Because safety isn’t just the job of regulators and manufacturers. It’s yours too.
What’s Next for Biosimilar Safety
The market is exploding. In 2022, the global biosimilar market was worth $7.3 billion. By 2028, it’s expected to hit $35 billion. More drugs. More manufacturers. More confusion.
Right now, the U.S. has approved 35 biosimilars. The EU has 43. But by 2030, experts predict over 300 biosimilars will be on the market - all targeting just 30 original biologics. That’s a nightmare for tracking.
Regulators are already planning for it. The FDA’s 2023 draft guidance on interchangeable biosimilars now requires post-marketing studies to test what happens when patients switch back and forth between products. That’s new. That’s important.
But without better labeling, better training, and better tech, we’re setting ourselves up for failure. The systems we have now work - but they’re not built for the scale coming next.
Key Takeaways
- Biosimilars aren’t generics - they need extra safety tracking because of their complex biology.
- Unique identifiers (like four-letter suffixes) and brand-name reporting are critical to link reactions to the right product.
- Underreporting is a major issue - patients and providers often don’t know which product was given.
- Active surveillance using real-world data is becoming as important as spontaneous reports.
- AI tools like VigiLyze are improving signal detection, but adoption is slow and expensive.
- Global standards are emerging, but systems still vary widely between countries.
- By 2030, current systems may not handle the volume of biosimilars coming to market.

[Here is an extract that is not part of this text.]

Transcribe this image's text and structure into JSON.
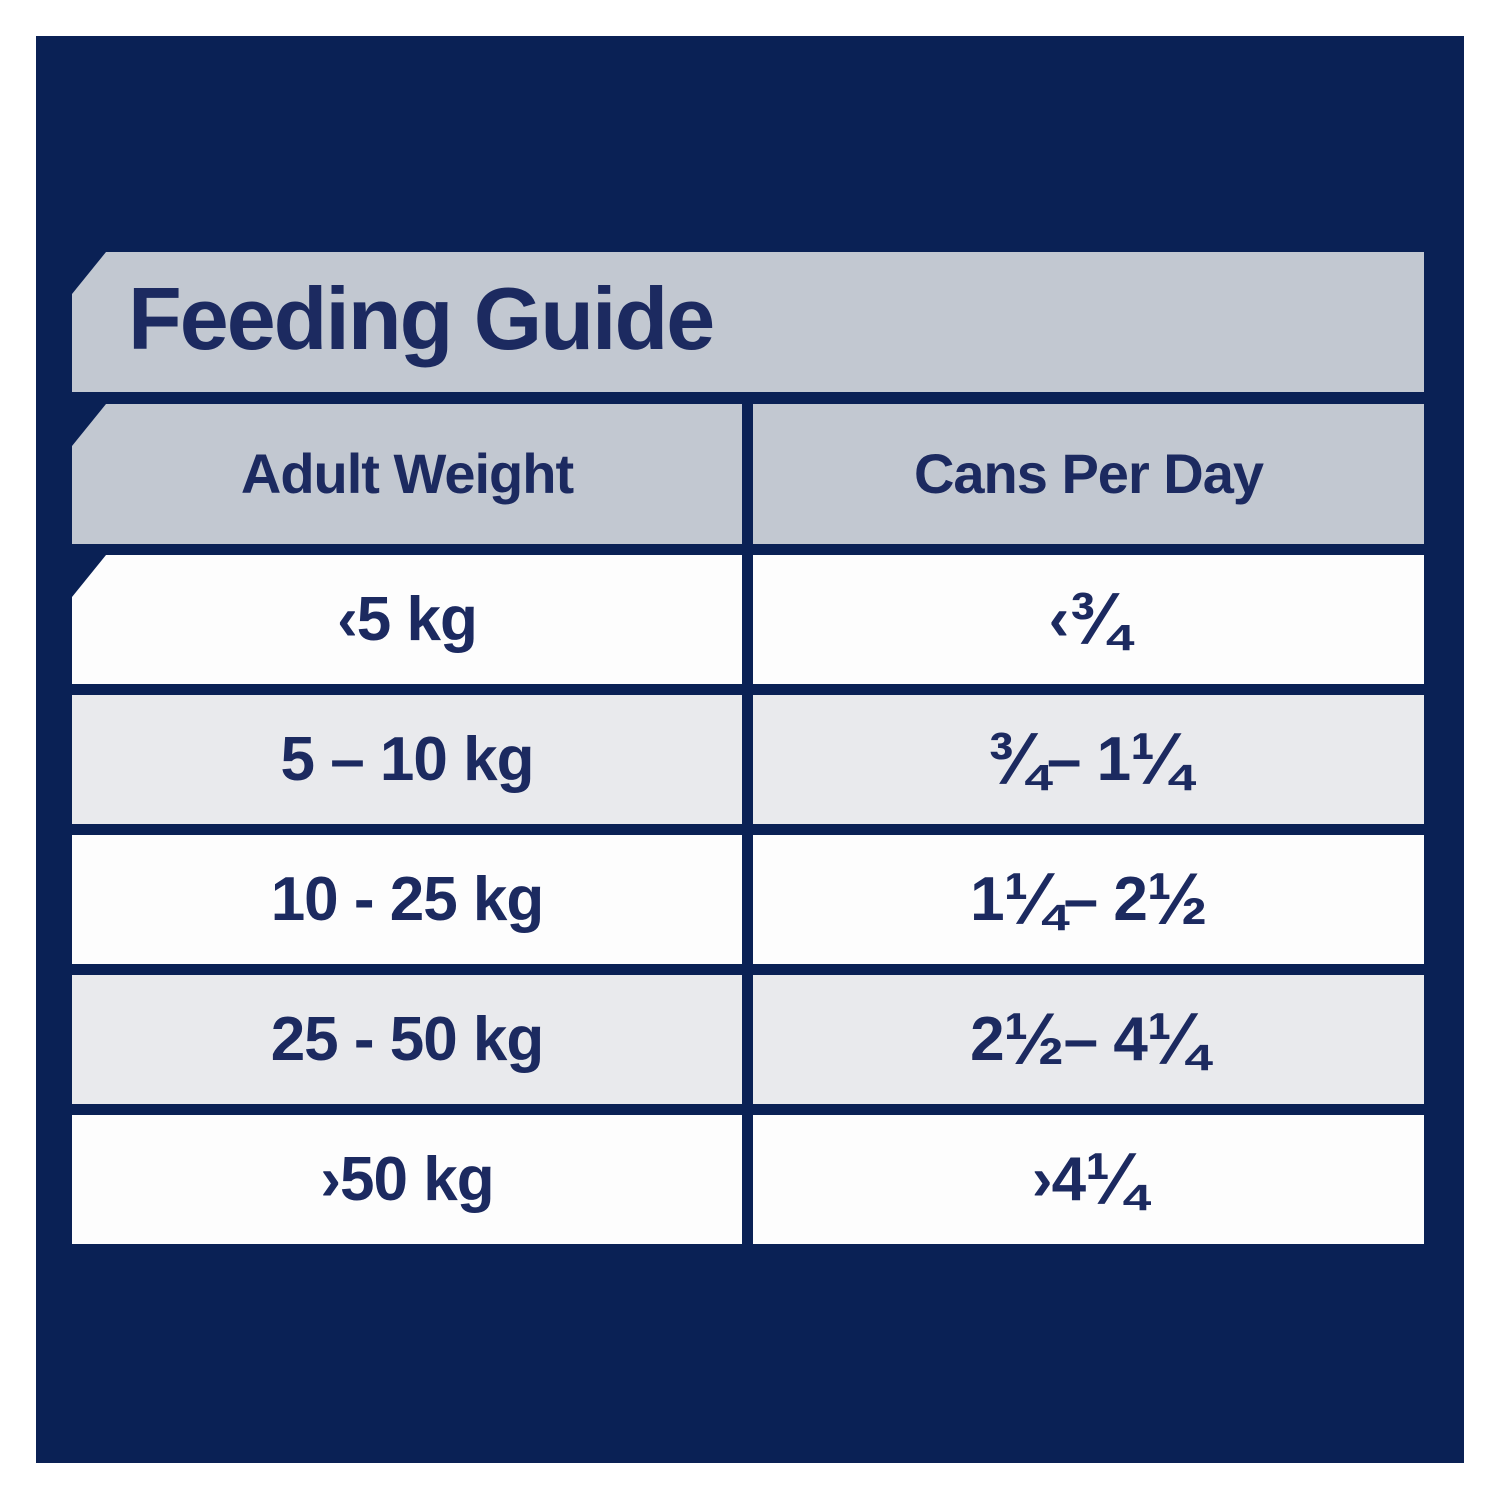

Are biosimilars safer than the original biologic drugs?
Yes - based on current data, biosimilars are just as safe as their reference biologics. Studies from Denmark, Canada, and the U.S. have found no meaningful difference in adverse event rates. But safety monitoring continues because even tiny differences in immune response can emerge only after thousands of patients use the drug. The goal isn’t to prove they’re safer - it’s to prove they’re not less safe.

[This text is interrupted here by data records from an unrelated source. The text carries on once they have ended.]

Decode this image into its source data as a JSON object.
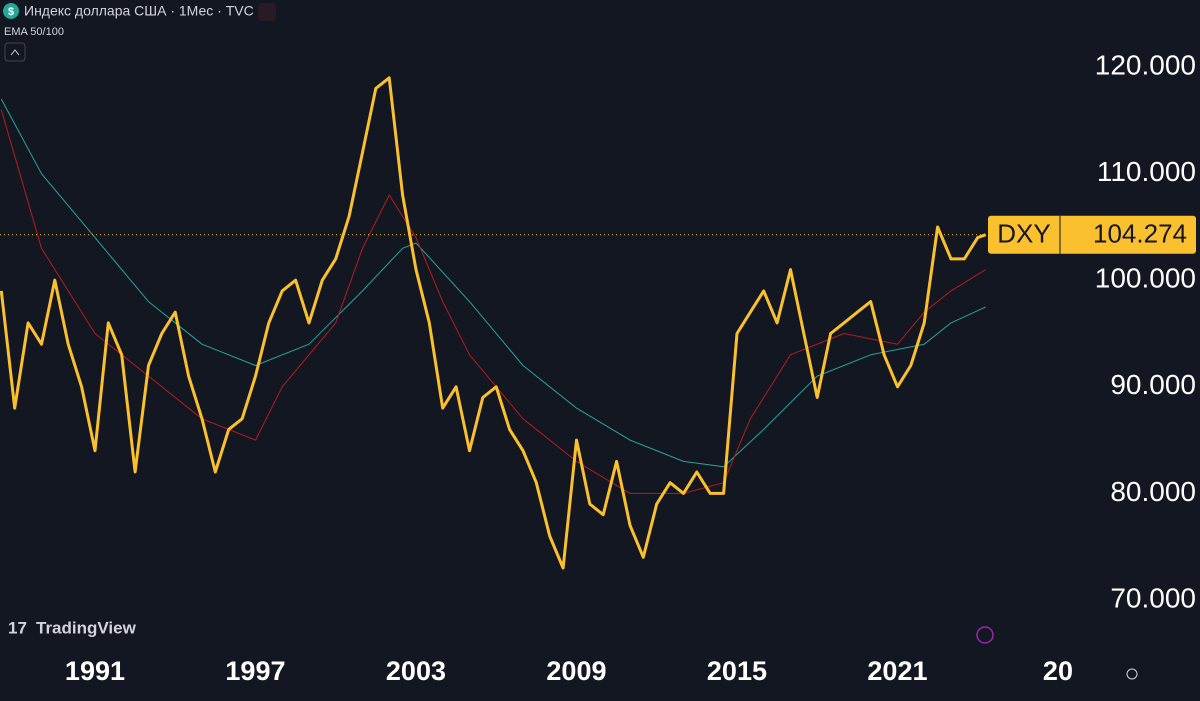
{
  "chart_data": {
    "type": "line",
    "title": "Индекс доллара США · 1Мес · TVC",
    "indicator": "EMA 50/100",
    "watermark": "TradingView",
    "symbol": "DXY",
    "xlim": [
      1987.45,
      2027.6
    ],
    "ylim": [
      65.3,
      126.3
    ],
    "xticks": [
      1991,
      1997,
      2003,
      2009,
      2015,
      2021,
      {
        "value": 2027,
        "label": "20"
      }
    ],
    "yticks": [
      {
        "value": 70,
        "label": "70.000"
      },
      {
        "value": 80,
        "label": "80.000"
      },
      {
        "value": 90,
        "label": "90.000"
      },
      {
        "value": 100,
        "label": "100.000"
      },
      {
        "value": 110,
        "label": "110.000"
      },
      {
        "value": 120,
        "label": "120.000"
      }
    ],
    "series": [
      {
        "name": "DXY",
        "color": "#fbc02d",
        "x": [
          1987.5,
          1988,
          1988.5,
          1989,
          1989.5,
          1990,
          1990.5,
          1991,
          1991.5,
          1992,
          1992.5,
          1993,
          1993.5,
          1994,
          1994.5,
          1995,
          1995.5,
          1996,
          1996.5,
          1997,
          1997.5,
          1998,
          1998.5,
          1999,
          1999.5,
          2000,
          2000.5,
          2001,
          2001.5,
          2002,
          2002.5,
          2003,
          2003.5,
          2004,
          2004.5,
          2005,
          2005.5,
          2006,
          2006.5,
          2007,
          2007.5,
          2008,
          2008.5,
          2009,
          2009.5,
          2010,
          2010.5,
          2011,
          2011.5,
          2012,
          2012.5,
          2013,
          2013.5,
          2014,
          2014.5,
          2015,
          2015.5,
          2016,
          2016.5,
          2017,
          2017.5,
          2018,
          2018.5,
          2019,
          2019.5,
          2020,
          2020.5,
          2021,
          2021.5,
          2022,
          2022.5,
          2023,
          2023.5,
          2024,
          2024.3
        ],
        "values": [
          99,
          88,
          96,
          94,
          100,
          94,
          90,
          84,
          96,
          93,
          82,
          92,
          95,
          97,
          91,
          87,
          82,
          86,
          87,
          91,
          96,
          99,
          100,
          96,
          100,
          102,
          106,
          112,
          118,
          119,
          108,
          101,
          96,
          88,
          90,
          84,
          89,
          90,
          86,
          84,
          81,
          76,
          73,
          85,
          79,
          78,
          83,
          77,
          74,
          79,
          81,
          80,
          82,
          80,
          80,
          95,
          97,
          99,
          96,
          101,
          95,
          89,
          95,
          96,
          97,
          98,
          93,
          90,
          92,
          96,
          105,
          102,
          102,
          104,
          104.274
        ]
      },
      {
        "color": "#b71c1c",
        "x": [
          1987.5,
          1989,
          1991,
          1993,
          1995,
          1997,
          1998,
          2000,
          2001,
          2002,
          2003,
          2004,
          2005,
          2007,
          2009,
          2011,
          2013,
          2014.5,
          2015.5,
          2017,
          2019,
          2021,
          2022,
          2023,
          2024.3
        ],
        "values": [
          116,
          103,
          95,
          91,
          87,
          85,
          90,
          96,
          103,
          108,
          104,
          98,
          93,
          87,
          83,
          80,
          80,
          81,
          87,
          93,
          95,
          94,
          97,
          99,
          101
        ]
      },
      {
        "color": "#26a69a",
        "x": [
          1987.5,
          1989,
          1991,
          1993,
          1995,
          1997,
          1999,
          2001,
          2002.5,
          2003,
          2005,
          2007,
          2009,
          2011,
          2013,
          2014.5,
          2016,
          2018,
          2020,
          2022,
          2023,
          2024.3
        ],
        "values": [
          117,
          110,
          104,
          98,
          94,
          92,
          94,
          99,
          103,
          103.5,
          98,
          92,
          88,
          85,
          83,
          82.5,
          86,
          91,
          93,
          94,
          96,
          97.5
        ]
      }
    ]
  }
}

Can a biosimilar cause different side effects than the original drug?
It’s possible, but rare. The most likely difference is in immunogenicity - how likely the drug is to trigger an immune response. A biosimilar might cause slightly more antibodies in a small group of patients. That doesn’t mean it’s unsafe. It just means we need to watch for it. The FDA and EMA require manufacturers to study this specifically before approval. Post-market surveillance helps catch anything missed in trials.
Why don’t all countries use the same naming system for biosimilars?

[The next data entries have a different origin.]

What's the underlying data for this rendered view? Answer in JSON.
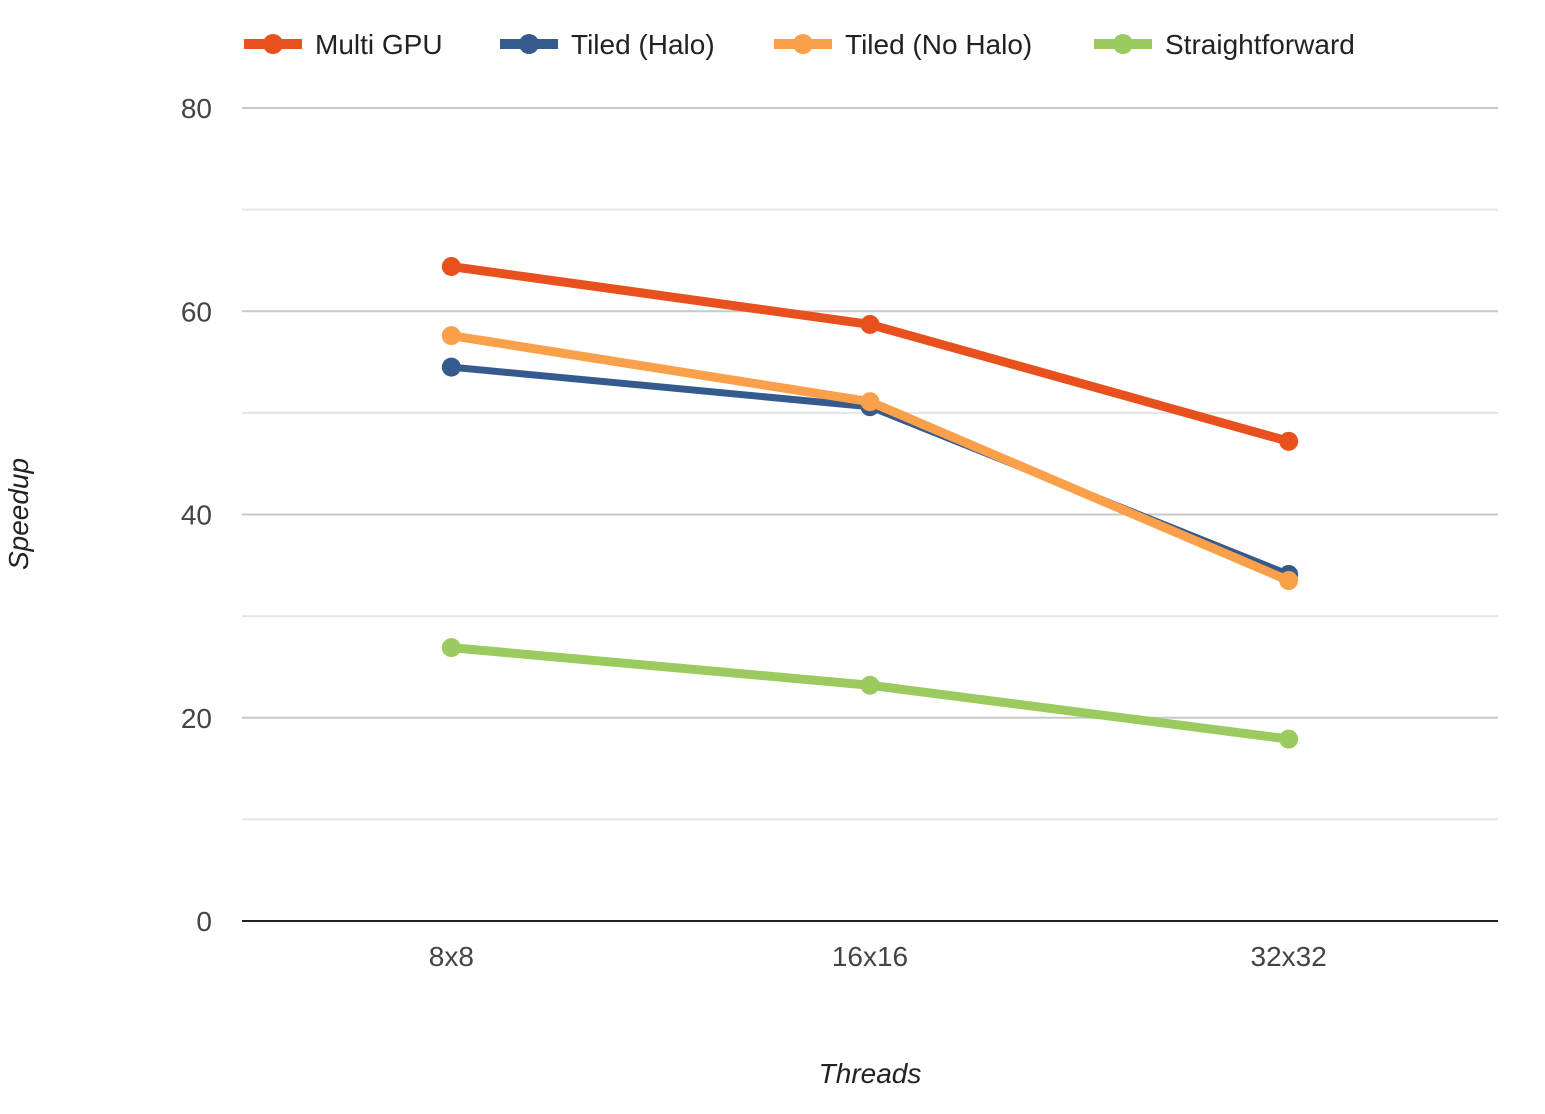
{
  "chart_data": {
    "type": "line",
    "categories": [
      "8x8",
      "16x16",
      "32x32"
    ],
    "series": [
      {
        "name": "Multi GPU",
        "color": "#e8501e",
        "values": [
          64.4,
          58.7,
          47.2
        ]
      },
      {
        "name": "Tiled (Halo)",
        "color": "#355a8e",
        "values": [
          54.5,
          50.6,
          34.1
        ]
      },
      {
        "name": "Tiled (No Halo)",
        "color": "#fba04a",
        "values": [
          57.6,
          51.1,
          33.5
        ]
      },
      {
        "name": "Straightforward",
        "color": "#9bcb5f",
        "values": [
          26.9,
          23.2,
          17.9
        ]
      }
    ],
    "xlabel": "Threads",
    "ylabel": "Speedup",
    "ylim": [
      0,
      80
    ],
    "yticks": [
      "0",
      "20",
      "40",
      "60",
      "80"
    ],
    "grid": true,
    "legend_position": "top"
  }
}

It’s a mix of history, politics, and practicality. The U.S. chose suffixes to make tracking easier in electronic systems. Canada and the EU prefer brand names because they’re more familiar to doctors and patients. The EU also worries that suffixes might confuse patients into thinking biosimilars are inferior. There’s no global standard yet, but the WHO is pushing for one by 2026 to help with international data sharing.
How do I know if I’m getting a biosimilar?
Ask. Always ask. Your pharmacist is required to tell you if they’re substituting a biosimilar. Check the label - it should list the brand name and manufacturer. If you’re on an infusion or injection, ask the nurse. If you’re unsure, call your doctor’s office. Don’t assume. Your safety depends on knowing exactly what’s in your body.
What should I do if I have a bad reaction to a biosimilar?
Contact your doctor immediately. Then, report it. If you’re in the U.S., you can report to the FDA’s MedWatch program. In Canada, use the Canada Vigilance Program. Be specific: name the drug (brand or suffix), the reaction, and when it happened. If you don’t know the exact product, write down everything you can - pharmacy name, date, prescription number. Even incomplete reports help improve the system.